Seharusnya Candi Borobudur dikelola dengan lebih baik. Baik sebagai situs peninggalan sejarah, destinasi wisata, dan juga merupakan aktivitas perekonomian masyarakat sekitar. Oleh karena itu diperlukan adanya story telling tentang Borobudur, kebijakan lintas sektoral pelestarian, pengembangan dan pemanfaatan Borobudur serta penyusunan rencana aksi lintas sektoral, ujar Deputi Pengembangan Destinasi Pariwisata Kementerian Pariwisata RI, Dadang Rizki Ratman, saat membuka pra 'Seminar Legenda Borobudur' pada Senin (11/2/2019).

Dalam pra seminar tersebut, juga turut hadir sejumlah narasumber, diantaranya Prof Komarudin Hidayat, Dr Daud Aris Tanudirjo, GM TWC, I Gusti Ngurah Sedane, Kepala Dinas Kepemudaan dan Olahraga Provinsi Jawa Tengah, seniman, budayawan, dan sejumlah pegiat pariwisata. 

Forum ini merupakan diskusi awal yang dilakukan untuk menggali nilai-nilai sejarah, menjaring aspirasi dan identifikasi isu-isu strategis dalam pengelolaan kawasan Candi Borobudur, terang Dadang.

Sementara Kepala Dinas Pariwisata Kepemudaan dan Olahraga Provinsi Jawa Tengah, Sinoeng Nugroho Rachmadi, menuturkan bahwa pariwisata akan maju jika negara hadir bersama-sama dan bersinergi dengan komunitas-komunitasnya.
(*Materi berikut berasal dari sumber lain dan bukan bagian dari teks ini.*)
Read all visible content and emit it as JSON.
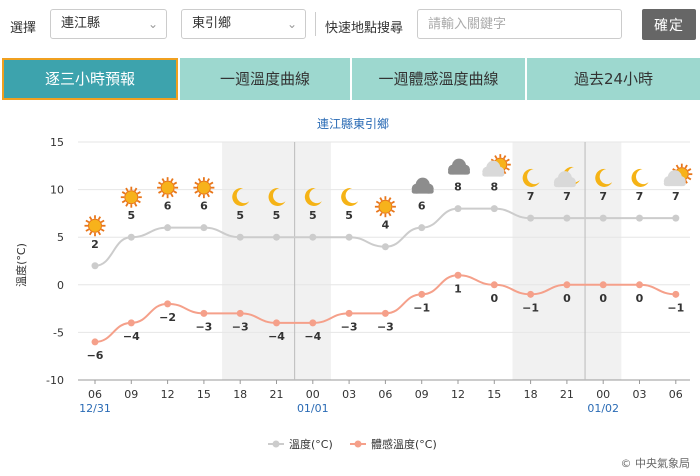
{
  "topbar": {
    "select_label": "選擇",
    "county": "連江縣",
    "town": "東引鄉",
    "quick_label": "快速地點搜尋",
    "search_placeholder": "請輸入關鍵字",
    "confirm": "確定"
  },
  "tabs": [
    {
      "label": "逐三小時預報",
      "active": true
    },
    {
      "label": "一週溫度曲線",
      "active": false
    },
    {
      "label": "一週體感溫度曲線",
      "active": false
    },
    {
      "label": "過去24小時",
      "active": false
    }
  ],
  "colors": {
    "temp_line": "#cccccc",
    "feel_line": "#f5a08a",
    "night_band": "#f1f1f1",
    "tab_active": "#3da3ad",
    "tab_inactive": "#9dd8cf",
    "date_label": "#2a6bb5",
    "day_divider": "#bbbbbb"
  },
  "chart_data": {
    "type": "line",
    "title": "連江縣東引鄉",
    "ylabel": "溫度(°C)",
    "ylim": [
      -10,
      15
    ],
    "yticks": [
      -10,
      -5,
      0,
      5,
      10,
      15
    ],
    "x": [
      "06",
      "09",
      "12",
      "15",
      "18",
      "21",
      "00",
      "03",
      "06",
      "09",
      "12",
      "15",
      "18",
      "21",
      "00",
      "03",
      "06"
    ],
    "dates": [
      {
        "index": 0,
        "label": "12/31"
      },
      {
        "index": 6,
        "label": "01/01"
      },
      {
        "index": 14,
        "label": "01/02"
      }
    ],
    "night_bands": [
      [
        4,
        7
      ],
      [
        12,
        15
      ]
    ],
    "day_dividers": [
      5.5,
      13.5
    ],
    "series": [
      {
        "name": "溫度(°C)",
        "values": [
          2,
          5,
          6,
          6,
          5,
          5,
          5,
          5,
          4,
          6,
          8,
          8,
          7,
          7,
          7,
          7,
          7
        ]
      },
      {
        "name": "體感溫度(°C)",
        "values": [
          -6,
          -4,
          -2,
          -3,
          -3,
          -4,
          -4,
          -3,
          -3,
          -1,
          1,
          0,
          -1,
          0,
          0,
          0,
          -1
        ]
      }
    ],
    "icons": [
      "sun-icon",
      "sun-icon",
      "sun-icon",
      "sun-icon",
      "moon-icon",
      "moon-icon",
      "moon-icon",
      "moon-icon",
      "sun-icon",
      "cloud-icon",
      "cloud-icon",
      "partly-cloudy-icon",
      "moon-icon",
      "moon-cloud-icon",
      "moon-icon",
      "moon-icon",
      "partly-cloudy-icon"
    ],
    "legend": [
      {
        "label": "溫度(°C)"
      },
      {
        "label": "體感溫度(°C)"
      }
    ],
    "legend_position": "bottom"
  },
  "footer": {
    "copyright": "© 中央氣象局"
  }
}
Utamanya dalam menggandeng generasi atau kaum milenial.

Karena kaum milenial inilah yang akan cepat mempromosikan pariwisata dengan menggunakan teknologi digital di era sekarang ini. Di sisi lain, kita juga akan genjot keberadaan desa-desa wisata melalui one village one product, jelas Dadang.

Terkait hal tersebut, pihaknya juga akan terus meningkatkan fungsi kesadaran pariwisata terhadap fungsi ekosistem, sosial budaya, dan pelestarian lingkungan.

Fungsi-fungsi inilah yang harus bersama-sama dilakukan. Disamping itu, kami juga akan genjot keberadaan desa-desa wisata. Target kami akan membuat 400 desa wisata. Saat ini, dari 7.800 desa di Jawa Tengah, baru ada 230 desa wisata, pungkas Dadang.